I’m going to assume, from the regularity and scale (vast and inconvenient) of Jeremy’s purchases, that he’s buying them for himself rather than as gifts. He’s browsing the flower stalls for his seasonal faves, picking up spiky ones, orange ones, leafy ones (ironically, I actually know so little about flowers that I am unable to identify his regulars), and heaving them all home to arrange in Hay vases while he makes soup or roasts a chicken and listens to, I don’t know, Throwing Fits, or whatever men who wear a lot of Lacoste like. This totally fictional impression of him—as a straight guy who buys flowers for himself and then indulges in arranging them—is the total opposite of “man with one pillow,” and that’s what makes it irresistible to me, a woman in my 30s.

A straight man regularly buying flowers for his home is basically a rejection of the long-inherited and often subconscious belief many lads hold that making a space look somewhat pretty isn’t something for them to worry about. (It’s the same logic that can lead women in heterosexual relationships to do more cleaning, because their partners claim they don’t actually mind watching TV amidst a forest of old coffee cups.)

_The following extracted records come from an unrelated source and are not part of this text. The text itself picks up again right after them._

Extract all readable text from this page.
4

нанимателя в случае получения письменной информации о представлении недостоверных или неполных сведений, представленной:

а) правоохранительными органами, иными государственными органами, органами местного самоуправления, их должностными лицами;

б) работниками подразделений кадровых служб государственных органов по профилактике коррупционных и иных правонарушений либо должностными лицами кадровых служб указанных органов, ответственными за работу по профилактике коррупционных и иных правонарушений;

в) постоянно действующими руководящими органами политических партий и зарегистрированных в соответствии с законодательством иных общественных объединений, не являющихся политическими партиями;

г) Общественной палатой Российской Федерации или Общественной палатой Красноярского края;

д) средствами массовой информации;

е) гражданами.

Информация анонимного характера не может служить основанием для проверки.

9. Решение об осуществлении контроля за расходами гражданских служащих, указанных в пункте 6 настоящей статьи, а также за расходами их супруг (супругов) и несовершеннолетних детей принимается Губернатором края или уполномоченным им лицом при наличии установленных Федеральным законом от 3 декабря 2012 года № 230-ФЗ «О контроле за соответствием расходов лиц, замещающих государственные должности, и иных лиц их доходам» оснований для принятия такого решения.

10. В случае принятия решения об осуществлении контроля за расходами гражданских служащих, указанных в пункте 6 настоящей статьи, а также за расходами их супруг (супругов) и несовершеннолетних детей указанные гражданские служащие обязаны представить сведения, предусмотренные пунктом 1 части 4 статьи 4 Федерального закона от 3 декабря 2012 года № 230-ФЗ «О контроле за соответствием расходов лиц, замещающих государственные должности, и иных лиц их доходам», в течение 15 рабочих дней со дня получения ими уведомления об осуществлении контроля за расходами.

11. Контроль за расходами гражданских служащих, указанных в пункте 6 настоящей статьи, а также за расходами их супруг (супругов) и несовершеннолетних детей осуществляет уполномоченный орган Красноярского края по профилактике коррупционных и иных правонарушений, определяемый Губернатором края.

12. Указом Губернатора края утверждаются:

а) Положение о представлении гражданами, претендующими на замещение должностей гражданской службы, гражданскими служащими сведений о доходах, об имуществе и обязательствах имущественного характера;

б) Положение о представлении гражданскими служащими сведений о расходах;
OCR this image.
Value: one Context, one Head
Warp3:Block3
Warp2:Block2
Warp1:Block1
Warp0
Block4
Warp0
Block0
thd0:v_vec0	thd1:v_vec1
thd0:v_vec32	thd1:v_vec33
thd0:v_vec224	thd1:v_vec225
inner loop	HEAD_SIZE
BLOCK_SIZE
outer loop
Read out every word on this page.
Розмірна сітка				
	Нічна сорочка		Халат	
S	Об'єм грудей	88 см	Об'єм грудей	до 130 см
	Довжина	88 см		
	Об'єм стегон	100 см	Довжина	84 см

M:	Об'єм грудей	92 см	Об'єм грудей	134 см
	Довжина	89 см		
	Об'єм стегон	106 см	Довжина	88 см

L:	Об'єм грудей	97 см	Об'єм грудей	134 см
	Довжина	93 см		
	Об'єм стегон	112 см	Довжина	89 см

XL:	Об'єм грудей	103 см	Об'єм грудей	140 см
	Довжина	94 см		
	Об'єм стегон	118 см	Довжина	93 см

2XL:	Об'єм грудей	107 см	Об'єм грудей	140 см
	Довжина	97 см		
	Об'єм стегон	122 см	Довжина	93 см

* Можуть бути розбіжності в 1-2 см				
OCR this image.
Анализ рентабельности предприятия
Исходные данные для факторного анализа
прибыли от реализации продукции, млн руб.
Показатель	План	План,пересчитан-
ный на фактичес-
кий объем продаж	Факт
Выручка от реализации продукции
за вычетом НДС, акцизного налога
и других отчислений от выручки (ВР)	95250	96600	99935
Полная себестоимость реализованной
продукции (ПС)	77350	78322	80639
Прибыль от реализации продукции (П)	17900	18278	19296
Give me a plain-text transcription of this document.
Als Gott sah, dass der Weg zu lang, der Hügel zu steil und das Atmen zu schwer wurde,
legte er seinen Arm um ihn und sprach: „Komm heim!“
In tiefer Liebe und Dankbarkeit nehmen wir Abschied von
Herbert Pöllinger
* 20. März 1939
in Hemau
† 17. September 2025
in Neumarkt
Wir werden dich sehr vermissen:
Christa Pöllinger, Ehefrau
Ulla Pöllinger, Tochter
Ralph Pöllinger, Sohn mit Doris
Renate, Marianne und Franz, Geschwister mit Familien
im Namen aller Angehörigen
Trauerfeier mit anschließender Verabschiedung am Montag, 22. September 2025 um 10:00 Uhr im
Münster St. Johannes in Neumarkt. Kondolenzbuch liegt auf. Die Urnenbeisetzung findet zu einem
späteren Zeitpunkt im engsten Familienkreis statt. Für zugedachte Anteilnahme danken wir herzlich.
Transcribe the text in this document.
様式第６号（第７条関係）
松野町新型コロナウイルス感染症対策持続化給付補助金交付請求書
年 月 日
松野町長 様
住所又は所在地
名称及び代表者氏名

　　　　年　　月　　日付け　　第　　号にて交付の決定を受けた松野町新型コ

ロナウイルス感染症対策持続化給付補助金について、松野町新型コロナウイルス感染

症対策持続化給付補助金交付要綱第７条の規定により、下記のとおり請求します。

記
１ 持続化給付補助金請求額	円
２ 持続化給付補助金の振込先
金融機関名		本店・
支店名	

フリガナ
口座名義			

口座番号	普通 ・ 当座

More than that, it’s a commitment to frivolity. Flowers only last a couple of weeks. They’re not useful. You just put them in jugs and spend seven to 10 days thinking, Oh, they’re still alive, until they start to smell a bit bad and you have to throw them away. Unlike buying some Malin+Goetz to make your grimy shower slightly more appealing to a new girlfriend, or replacing your lumpy duvet with a good John Lewis one when you get a raise, or even investing in a status-y Arhaus coffee table, it’s not a long-lasting investment purchase to ease the stress of “having to make your place look nice for when people come around.” It’s taking genuine care to look after your home just because it’s fun. And, in Jeremy’s case, it’s made even hotter by the fact that, at this point in his career, he could probably afford to pay someone else to run this errand for him, or at least buy ready-arranged bouquets. Instead, he’s out there sweaty and flustered, choosing between dahlias and chrysanthemums.

I hope this is a turning point. If one of the most fancied blokes of our time is out there buying hyacinths, then maybe this heralds a new era of all straight men getting properly into making spaces nice just for the sake of it. Perhaps we’re getting close to the day when no woman will have to shower at a date’s apartment, only to find they’re drying themselves off with a towel so old it has the texture of pumice stone. Until then, we can all just read far too deeply into photographs of a TV star giving the paparazzi a little wave as he picks up a dozen tulips. Or, I guess, give up on the capitalistic pressure to have nice interiors altogether, and live in a way that involves buying fewer things. I’m not quite there yet, though, so hooray for men getting themselves flowers.